A Stanley Cup Hangover? It's Not on Sidney Crosby's Agenda

Sergey ZikovSenior Analyst IOctober 4, 2009

UNIONDALE, NY - OCTOBER 03: Sidney Crosby #87 of the Pittsburgh Penguins is congratulated by teammates Evgeni Malkin #71 and Pascal Dupuis #9 after Sidney scored the game winning goal in a shootout against the New York Islanders on October 3, 2009 in Uniondale, New York.  (Photo by Paul Bereswill/Getty Images)

Two games out of an 82-game schedule won't tell many tales about how good a team will actually be in the long run.

So a couple of early-season victories over New York for the Pittsburgh Penguins hardly prove that the 2009-10 edition will be a success. Or a failure, for that matter. In theory, the two wins are only good for one thing: the four points in the standings.

But for fans, the magic word of the first six and a half periods of hockey is resilience. The ability to recover.

Since the Penguins lost Rob Scuderi, Hal Gill, and Petr Sykora in free agency, hockey experts have been forecasting a Stanley Cup hangover for the champions.

And why not?

They have made two consecutive trips to the finals, a taxing journey that has left the Black and Vegas Gold with a pair of very short summer breaks. Over the past two years, the Penguins average 104 games per season. Or should we just say a lot of bruises and sore legs.

A poor run of pre-season results led to further belief in the hangover. The Penguins won a sum total of one pre-season game, not that it matters, but losing five straight games of any nature heading into the regular season is hardly ideal.

Then there was the groin injury to captain Sidney Crosby. Again. That damn groin.

But as he so often does, the King Penguin proved his critics wrong. He was not only on the ice in the first two games, but playing 20 minutes of ice time and putting pucks in the net.

There's no hangover on his agenda.

It's not like Penguins have been blasting teams away. They have won twice by a goal and needed a shootout to dispose of last year's basement dwellers. There have been stretches where the Penguins have played anything but great hockey.

Against the Rangers, they took a 3-1 lead into the third period. At the time, Dan Bylsma's squad was out shooting, out hitting, and outplaying the Blue shirts.

But the Rangers came out strong and cut the lead to one after new acquisition Marian Gaborik scored his first of the season.

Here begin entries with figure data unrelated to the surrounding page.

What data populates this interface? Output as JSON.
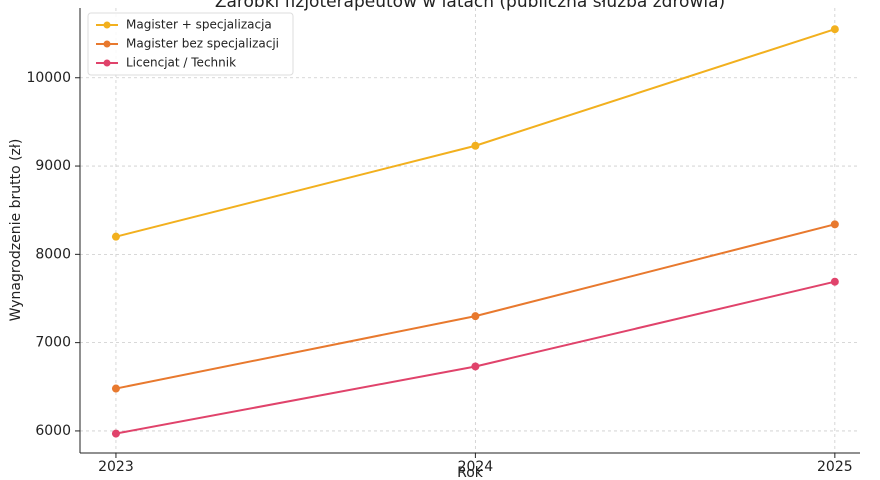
{
  "chart_data": {
    "type": "line",
    "title": "Zarobki fizjoterapeutów w latach (publiczna służba zdrowia)",
    "xlabel": "Rok",
    "ylabel": "Wynagrodzenie brutto (zł)",
    "x": [
      2023,
      2024,
      2025
    ],
    "series": [
      {
        "name": "Magister + specjalizacja",
        "color": "#f2b01e",
        "values": [
          8200,
          9230,
          10550
        ]
      },
      {
        "name": "Magister bez specjalizacji",
        "color": "#e8792e",
        "values": [
          6480,
          7300,
          8340
        ]
      },
      {
        "name": "Licencjat / Technik",
        "color": "#e0436b",
        "values": [
          5970,
          6730,
          7690
        ]
      }
    ],
    "xlim": [
      2022.9,
      2025.07
    ],
    "xticks": [
      2023,
      2024,
      2025
    ],
    "ylim": [
      5750,
      10790
    ],
    "yticks": [
      6000,
      7000,
      8000,
      9000,
      10000
    ],
    "grid": true,
    "legend": "upper left"
  }
}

With a Stanley Cup hangover, the Penguins would have allowed a tying goal in the next several minutes.

But no.

All of the pre-game hoopla and euphoria over raising a third Cup banner wasn't enough to take the Penguins focus off the task at hand. The crowd could also sense the momentum was slightly beginning to swing and got behind the home team.

The Penguins tightened up defensively and continued to push forward on offense like they were the ones going for a equalizing goal. Marc-Andre Fleury walled off the cage and preserved the victory.

The next night, the Penguins headed to Long Island, where 2009 first overall pick John Tavares made his NHL debut. 

The atmosphere at the Coliseum was as electric as it's been since the 1980s. To make things worse, the Islanders scored on a deafening five-on-three advantage and Tavares scored his first goal.

But the Penguins tied the game at 2-2 in the third. That lasted 17 seconds.

On the next shot, Trent Hunter beat Fleury through a screen.

With a Stanley Cup hangover, the Penguins would have been stunned by the crowd and momentum going entirely against them.

But the captain and his mates kept pushing, and got another tying goal with less than four minutes to play. Ruslan Fedotenko, scrapping around the net like there's a minute left in Game Seven of the Eastern Conference finals and the Penguins are down a goal, took out the garbage and forced the game to overtime.

It's resilience, really.

Two games don't matter. But Crosby and the Penguins are already proving that what happened in the past will stay in the past. And even though every team will be gunning for them, the new 'Guins are up to the task.